US and European energy markets strained under regulation in the 1970s then flourished, to the extended benefit of consumers, after price and consumption controls eased in the 1980s. Elevated prices of the moment in no way repudiate the comfort that followed deregulation where it occurred. In fact, years of depressed energy prices contributed to unprecedented economic growth in much of the world, growth that has blunted the sting of an inevitable price upswing. Nothing—not elevated prices, not tension over energy security, and not climate change—warrants distortions like those of the ’70s.

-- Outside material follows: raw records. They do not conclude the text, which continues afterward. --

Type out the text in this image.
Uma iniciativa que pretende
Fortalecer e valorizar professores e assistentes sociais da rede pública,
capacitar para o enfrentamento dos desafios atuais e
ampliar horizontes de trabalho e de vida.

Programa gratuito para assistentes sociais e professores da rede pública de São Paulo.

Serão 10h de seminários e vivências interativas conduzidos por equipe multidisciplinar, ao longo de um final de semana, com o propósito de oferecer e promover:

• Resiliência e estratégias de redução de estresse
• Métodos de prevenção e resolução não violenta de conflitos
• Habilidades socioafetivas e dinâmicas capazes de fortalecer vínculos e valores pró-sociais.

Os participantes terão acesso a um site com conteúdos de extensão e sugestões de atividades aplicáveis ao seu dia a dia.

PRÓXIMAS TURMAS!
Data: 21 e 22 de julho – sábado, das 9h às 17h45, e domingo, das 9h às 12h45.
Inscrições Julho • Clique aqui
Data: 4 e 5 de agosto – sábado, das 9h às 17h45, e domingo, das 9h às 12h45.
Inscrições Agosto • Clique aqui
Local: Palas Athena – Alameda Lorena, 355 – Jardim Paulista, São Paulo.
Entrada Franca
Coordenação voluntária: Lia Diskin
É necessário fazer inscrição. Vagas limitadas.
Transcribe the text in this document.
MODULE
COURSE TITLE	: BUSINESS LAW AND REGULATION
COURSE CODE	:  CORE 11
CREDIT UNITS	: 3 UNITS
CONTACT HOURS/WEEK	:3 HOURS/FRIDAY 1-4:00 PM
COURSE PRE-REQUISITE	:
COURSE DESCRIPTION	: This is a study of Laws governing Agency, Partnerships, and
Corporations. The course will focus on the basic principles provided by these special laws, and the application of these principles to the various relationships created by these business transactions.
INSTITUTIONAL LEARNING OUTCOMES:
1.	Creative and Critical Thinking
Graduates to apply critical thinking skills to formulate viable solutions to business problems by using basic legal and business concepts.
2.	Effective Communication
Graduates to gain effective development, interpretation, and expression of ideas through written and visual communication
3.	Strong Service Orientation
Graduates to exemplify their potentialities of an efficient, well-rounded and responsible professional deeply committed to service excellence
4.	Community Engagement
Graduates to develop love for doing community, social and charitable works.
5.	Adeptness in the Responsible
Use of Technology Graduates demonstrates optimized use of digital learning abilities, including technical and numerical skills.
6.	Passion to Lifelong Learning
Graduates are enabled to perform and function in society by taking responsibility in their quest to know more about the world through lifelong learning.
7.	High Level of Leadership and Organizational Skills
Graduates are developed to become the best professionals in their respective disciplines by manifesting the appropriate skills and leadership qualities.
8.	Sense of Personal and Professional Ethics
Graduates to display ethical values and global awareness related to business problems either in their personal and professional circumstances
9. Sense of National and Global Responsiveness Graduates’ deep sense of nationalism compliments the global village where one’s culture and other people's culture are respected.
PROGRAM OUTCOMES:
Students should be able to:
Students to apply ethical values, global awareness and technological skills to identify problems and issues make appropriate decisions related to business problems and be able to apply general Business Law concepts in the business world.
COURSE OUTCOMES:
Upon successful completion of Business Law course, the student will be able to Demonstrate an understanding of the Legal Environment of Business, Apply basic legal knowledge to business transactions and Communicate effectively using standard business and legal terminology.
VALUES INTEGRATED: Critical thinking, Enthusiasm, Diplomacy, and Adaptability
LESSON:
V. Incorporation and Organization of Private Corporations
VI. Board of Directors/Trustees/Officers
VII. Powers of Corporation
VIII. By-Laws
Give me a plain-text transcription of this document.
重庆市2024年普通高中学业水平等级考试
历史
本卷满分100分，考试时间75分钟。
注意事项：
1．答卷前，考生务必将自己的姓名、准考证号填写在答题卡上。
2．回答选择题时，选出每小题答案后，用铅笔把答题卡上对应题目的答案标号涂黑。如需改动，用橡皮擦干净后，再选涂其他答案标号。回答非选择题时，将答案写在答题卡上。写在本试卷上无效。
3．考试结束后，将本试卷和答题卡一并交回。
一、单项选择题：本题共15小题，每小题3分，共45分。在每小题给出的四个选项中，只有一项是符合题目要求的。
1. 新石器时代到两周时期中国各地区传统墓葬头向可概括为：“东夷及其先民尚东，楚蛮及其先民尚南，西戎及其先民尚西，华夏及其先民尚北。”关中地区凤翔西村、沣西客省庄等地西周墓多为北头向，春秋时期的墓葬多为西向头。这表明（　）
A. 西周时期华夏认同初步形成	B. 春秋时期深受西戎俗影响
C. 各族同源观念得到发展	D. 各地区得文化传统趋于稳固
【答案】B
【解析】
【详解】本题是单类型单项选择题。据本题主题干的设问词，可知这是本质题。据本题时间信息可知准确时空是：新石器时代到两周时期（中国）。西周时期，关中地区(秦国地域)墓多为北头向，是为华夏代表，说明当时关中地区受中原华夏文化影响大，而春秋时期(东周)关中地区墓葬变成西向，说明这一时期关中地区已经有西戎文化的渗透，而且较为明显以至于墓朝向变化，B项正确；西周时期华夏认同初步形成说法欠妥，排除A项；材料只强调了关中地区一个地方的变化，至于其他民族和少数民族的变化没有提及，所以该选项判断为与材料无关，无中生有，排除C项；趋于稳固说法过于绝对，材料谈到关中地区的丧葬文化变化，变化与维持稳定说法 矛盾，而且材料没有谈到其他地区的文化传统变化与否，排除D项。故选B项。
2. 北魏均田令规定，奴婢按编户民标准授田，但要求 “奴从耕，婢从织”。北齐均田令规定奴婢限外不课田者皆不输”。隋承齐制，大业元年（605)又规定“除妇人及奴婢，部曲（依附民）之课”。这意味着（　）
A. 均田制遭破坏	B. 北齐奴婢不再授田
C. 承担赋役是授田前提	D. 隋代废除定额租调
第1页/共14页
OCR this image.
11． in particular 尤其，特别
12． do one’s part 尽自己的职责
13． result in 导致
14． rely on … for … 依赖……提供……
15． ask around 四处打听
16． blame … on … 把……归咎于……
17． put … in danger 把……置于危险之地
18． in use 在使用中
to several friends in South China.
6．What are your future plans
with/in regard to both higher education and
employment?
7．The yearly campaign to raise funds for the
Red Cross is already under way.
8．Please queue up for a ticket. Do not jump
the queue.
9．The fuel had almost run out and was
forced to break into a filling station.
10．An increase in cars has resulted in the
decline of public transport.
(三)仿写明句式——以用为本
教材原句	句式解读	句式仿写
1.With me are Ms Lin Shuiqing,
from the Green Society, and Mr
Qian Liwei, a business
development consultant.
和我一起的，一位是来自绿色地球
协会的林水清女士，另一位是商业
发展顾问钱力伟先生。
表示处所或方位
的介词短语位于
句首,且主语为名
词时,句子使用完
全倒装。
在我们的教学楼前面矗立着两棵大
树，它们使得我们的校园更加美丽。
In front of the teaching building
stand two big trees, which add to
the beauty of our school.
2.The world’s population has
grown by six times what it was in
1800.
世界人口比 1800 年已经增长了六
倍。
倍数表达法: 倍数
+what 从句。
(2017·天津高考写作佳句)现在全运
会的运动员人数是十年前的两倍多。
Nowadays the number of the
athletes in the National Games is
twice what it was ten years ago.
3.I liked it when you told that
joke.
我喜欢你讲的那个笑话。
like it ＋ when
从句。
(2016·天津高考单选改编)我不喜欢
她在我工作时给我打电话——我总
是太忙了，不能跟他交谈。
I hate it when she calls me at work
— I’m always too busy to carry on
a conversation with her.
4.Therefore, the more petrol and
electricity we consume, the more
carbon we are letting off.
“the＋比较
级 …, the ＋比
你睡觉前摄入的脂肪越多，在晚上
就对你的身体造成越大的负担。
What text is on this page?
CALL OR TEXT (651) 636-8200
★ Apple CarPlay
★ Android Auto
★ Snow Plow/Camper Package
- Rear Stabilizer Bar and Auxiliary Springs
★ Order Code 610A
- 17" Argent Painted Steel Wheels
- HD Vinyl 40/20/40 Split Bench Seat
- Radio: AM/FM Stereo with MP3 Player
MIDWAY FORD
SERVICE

As governments lunge toward past errors, oil and gas companies can serve national interests by proclaiming whenever possible the superiority of market freedom over regulated energy systems. And they should anticipate three standard counterarguments.

Appeals for market freedom reflect blind ideology, goes one typical complaint. In some cases, this may be true. Yet a preference for market freedom can flow from simple pragmatism born of experience with what works and what doesn’t. Markets act swiftly and efficiently; governments can’t. Therefore, matters such as fuel choice and pricing are best left to markets. Besides, what’s wrong with ideology?

Supporting regulation

Supporters of markets vis-a-vis governments also face accusations that they thoughtlessly abhor governance. This claim is extreme and unfair. To support market freedom is not automatically to oppose government as an institution or regulation as a practice. In fact, most free-market advocates support regulation to limit trading misbehavior, for example, and to guide whatever responses to climate change may be in order. In all issues, though, governments should restrain themselves and orient their actions to market freedom. The point of such a framework is to make governance effective, not to disparage governance itself.

The other standard argument against a preference for market solutions is the supposition that problems can be too big for markets to handle. Yet energy-market distortions create problems bigger than those that the policy mistakes causing them aim to solve. Price and market controls leap to mind.

Energy markets aren’t yet in retreat in the consuming world. But they’re under assault. Energy consumers have reason to worry.